Frankfurt/Main, 15. Februar 2017 Nach 14 Streiks, 500 Millionen Euro Kosten, ungezählten Verhandlungsrunden und einer Schlichtung haben Lufthansa und die Pilotengewerkschaft Vereinigung Cockpit (VC) einen Teilkompromiss erreicht. Gleichzeitig hat das Unternehmen eine Wachstumssperre für die Kernmarke Lufthansa verhängt. Fünf Jahre nach Beginn des Tarifkonflikts ist damit eine Gesamtlösung noch keineswegs in trockenen Tüchern. Denn es […]

Frankfurt/Main, 15. Februar 2017

Nach 14 Streiks, 500 Millionen Euro Kosten, ungezählten Verhandlungsrunden und einer Schlichtung haben Lufthansa und die Pilotengewerkschaft Vereinigung Cockpit (VC) einen Teilkompromiss erreicht.

Gleichzeitig hat das Unternehmen eine Wachstumssperre für die Kernmarke Lufthansa verhängt. Fünf Jahre nach Beginn des Tarifkonflikts ist damit eine Gesamtlösung noch keineswegs in trockenen Tüchern. Denn es geht um viel mehr als um das liebe Geld.

Über was mussten die Tarifparteien entscheiden?

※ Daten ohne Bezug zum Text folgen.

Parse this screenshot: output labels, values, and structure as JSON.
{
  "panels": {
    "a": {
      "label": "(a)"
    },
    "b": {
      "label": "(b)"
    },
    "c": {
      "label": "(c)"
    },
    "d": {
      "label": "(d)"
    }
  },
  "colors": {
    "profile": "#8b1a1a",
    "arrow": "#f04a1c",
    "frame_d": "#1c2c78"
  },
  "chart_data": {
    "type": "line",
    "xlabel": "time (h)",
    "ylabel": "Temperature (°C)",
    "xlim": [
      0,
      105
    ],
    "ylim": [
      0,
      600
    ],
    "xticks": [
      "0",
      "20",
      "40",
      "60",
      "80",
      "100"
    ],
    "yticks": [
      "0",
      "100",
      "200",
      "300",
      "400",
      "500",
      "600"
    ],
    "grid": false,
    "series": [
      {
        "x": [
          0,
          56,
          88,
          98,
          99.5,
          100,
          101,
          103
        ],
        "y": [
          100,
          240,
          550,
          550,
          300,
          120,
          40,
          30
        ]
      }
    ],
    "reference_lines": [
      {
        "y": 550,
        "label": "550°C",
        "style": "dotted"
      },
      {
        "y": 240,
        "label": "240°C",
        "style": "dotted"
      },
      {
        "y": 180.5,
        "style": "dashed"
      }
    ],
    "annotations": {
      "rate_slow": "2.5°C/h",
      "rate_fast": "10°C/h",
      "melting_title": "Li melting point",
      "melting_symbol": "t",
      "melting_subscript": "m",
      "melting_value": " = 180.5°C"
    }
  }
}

Formal ging es in der Mitte Januar begonnenen Schlichtung nur um die Gehälter der 5400 Piloten, die nach dem Konzerntarifvertrag (KTV) für die Gesellschaften Lufthansa, Lufthansa Cargo und Germanwings fliegen. Der Spruch des Schlichters Gunter Pleuger musste sich folglich auf dieses Thema beschränken.

Wie lautet der Kompromiss?

Pleuger hat eine Gehaltssteigerung in vier Stufen um zusammen 8,7 Prozent sowie die einmalige Auszahlung von 30 Millionen Euro vorgeschlagen, pro Kopf also 5000 bis 6000 Euro. Die Gehaltssteigerung liegt näher am Lufthansa-Angebot von 4,4 Prozent als an der VC-Forderung von 22 Prozent. Die VC hat bei einer Laufzeit von 7 Jahren und acht Monaten eine jährliche Steigerung von 1,2 Prozent errechnet und dies als „gerade noch akzeptabel“ bezeichnet. Die Tarifkommission empfiehlt den Mitgliedern bei der anstehenden Urabstimmung die Annahme.

Was hat Lufthansa zur Flottenplanung beschlossen?

Sie hat einseitig einen faktischen Wachstumsstopp für die Lufthansa-Kerngesellschaft verkündet. 40 neue zugehende Flugzeuge will sie künftig nicht mehr mit teuren KTV-Piloten besetzen, wie es eigentlich im Tarifvertrag vorgesehen wäre. Es sind nicht nur zusätzliche Flieger gemeint, sondern auch solche, die alte Lufthansa-Jets ablösen. Damit dürfte die Kranichflotte von zuletzt 334 Maschinen sogar schrumpfen.

Wie wird das umgesetzt?

Ob für die 40 Flieger eine neue Gesellschaft gegründet wird oder Lufthansa einen ihrer bestehenden Flugbetriebe erweitert, steht noch aus. Die Maschinen dürften jedenfalls nicht den Lufthansa-Namen tragen. Es gab bereits im Rahmen des Sparprogramms „Jump“ derartige Ausnahmen vom KTV. Die Maschinen flogen im Lufthansa-Flugplan, trugen aber die Zeichen des von Lufthansa dominierten Airline-Verbundes „Star Alliance“.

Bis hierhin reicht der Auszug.